In class, we are always told that for the Central Limit Theorem to be applicable, observations have to be IID (Independent and Identically Distributed). However, we are not always told why this IID condition is so important for the Central Limit Theorem.
This being said, I am trying to create an example where the IID condition is not met and thus show myself why it is required.
Part 1: The first thing that comes to mind is an Autoregressive Process as by definition AR Processes are said not to be IID. For instance, suppose we have an AR(1) Process:
$$y_t = \phi y_{t-1} + \epsilon_t$$
Based on this AR(1) process, I know the following:
- $E(\epsilon_t) = 0$
- $E(\epsilon_t^2) = \sigma^2$
- $E(\epsilon_t\epsilon_s) = 0$
- $Var(y_t) = \frac{\sigma^2}{1-\phi^2}$
- $E(y_t) = \phi E(y_{t-1}) = 0$
Part 2: As for the Central Limit Theorem, I know that in when $n$ is large, any Random Variable behaves as:
$$\frac{\bar{x} – E(X)}{\sqrt{\frac{Var(X)}{n}}} \approx N(0,1)$$
Part 3: Putting this all together, I would now show that the above AR(1) Process DOES NOT converge to a Standard Normal Distribution:
$$\frac{Y_t – E(Y_t)}{\sqrt{\frac{Var(Y_t)}{n}}} = \frac{Y_t – E(Y_t)}{\sqrt{\frac{\sigma^2}{1-\phi^2}\frac{1}{n}}} \not\approx N(0,1) $$
However, I am not sure if I am doing this correctly for the AR(1) Process and have in fact shown that in the absence of IID, the Central Limit Theorem is not necessarily valid.
In general, can someone please show me an example where the IID condition is not met and as a result the Central Limit Theorem does not apply?
Thanks!
Note: I am aware that there are versions of the Central Limit Theorem that do not require the IID Condition (e.g. https://en.wikipedia.org/wiki/Central_limit_theorem#Lyapunov_CLT, https://en.wikipedia.org/wiki/Lindeberg%27s_condition) – however, I am specifically interested in constructing an example that shows why the Classic Central Limit Theorem requires the IID condition.
Best Answer
Lets say Prof Scatterbrain is trying to demonstrate to his large class of 100 students the truth of the central limit theorem.
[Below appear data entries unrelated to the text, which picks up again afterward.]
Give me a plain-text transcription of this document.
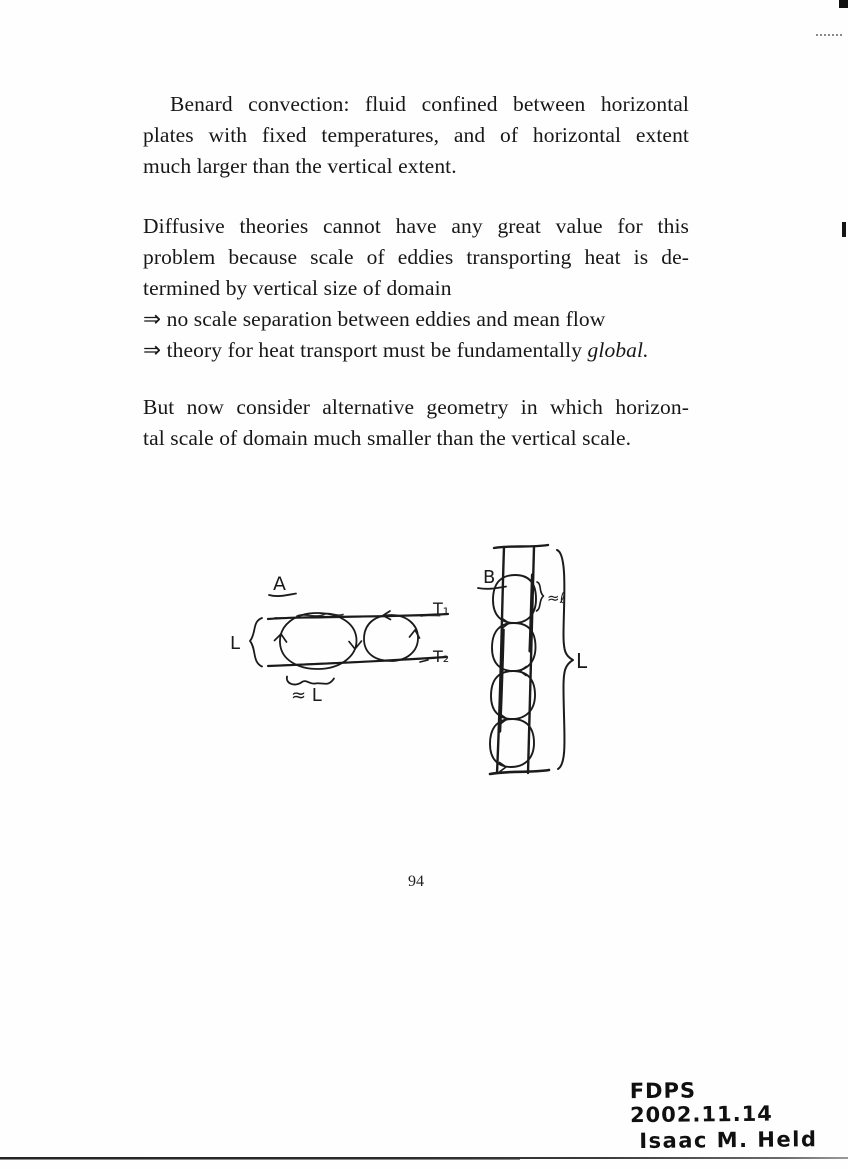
Benard convection: fluid confined between horizontal
plates with fixed temperatures, and of horizontal extent
much larger than the vertical extent.
Diffusive theories cannot have any great value for this
problem because scale of eddies transporting heat is de-
termined by vertical size of domain
⇒ no scale separation between eddies and mean flow
⇒ theory for heat transport must be fundamentally global.
But now consider alternative geometry in which horizon-
tal scale of domain much smaller than the vertical scale.
A
L
≈ L
T₁
T₂
B
≈ℓ
L
94
FDPS 2002.11.14
Isaac M. Held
This theorem states roughly that "If you have a population with mean μ and standard deviation σ and take sufficiently large random samples from the population, then the distribution of the sample means will be approximately normally distributed."
He gets his hands on the results on the 2023 Boston Marathon sorted by bib number going from 1 to 20,000. (Note: I downloaded the actual results for authenticity).
He hands his secretary these results and asks her to type them up. He wants her to take the first 200 finishing times and put them on a single page. Type the next 200 on another page and so on until he has 200 independent finishing times for each student.
The secretary gets bored after 2 pages and just photocopies them 50 times so that she has 100 sheets of paper which she gives to the professor the next morning. The professor hands them out to the class and asks that each student calculate the mean of the results they have and to bring their answer in the next day.
The next day the professor compiles a histogram of the means supplied by the students, which he expects will look like a normal distribution. He is expecting something like this (This is actually from the real results and looks roughly normally distributed):
But this is what he actually gets (Again, real, but only two different sets. It does not look normally distributed).
The Professor quickly ends the class amid raucous laughter.
And there you have an example of when the data is not IID (specifically not independent) and therefore the Central Limit Theorem does not apply.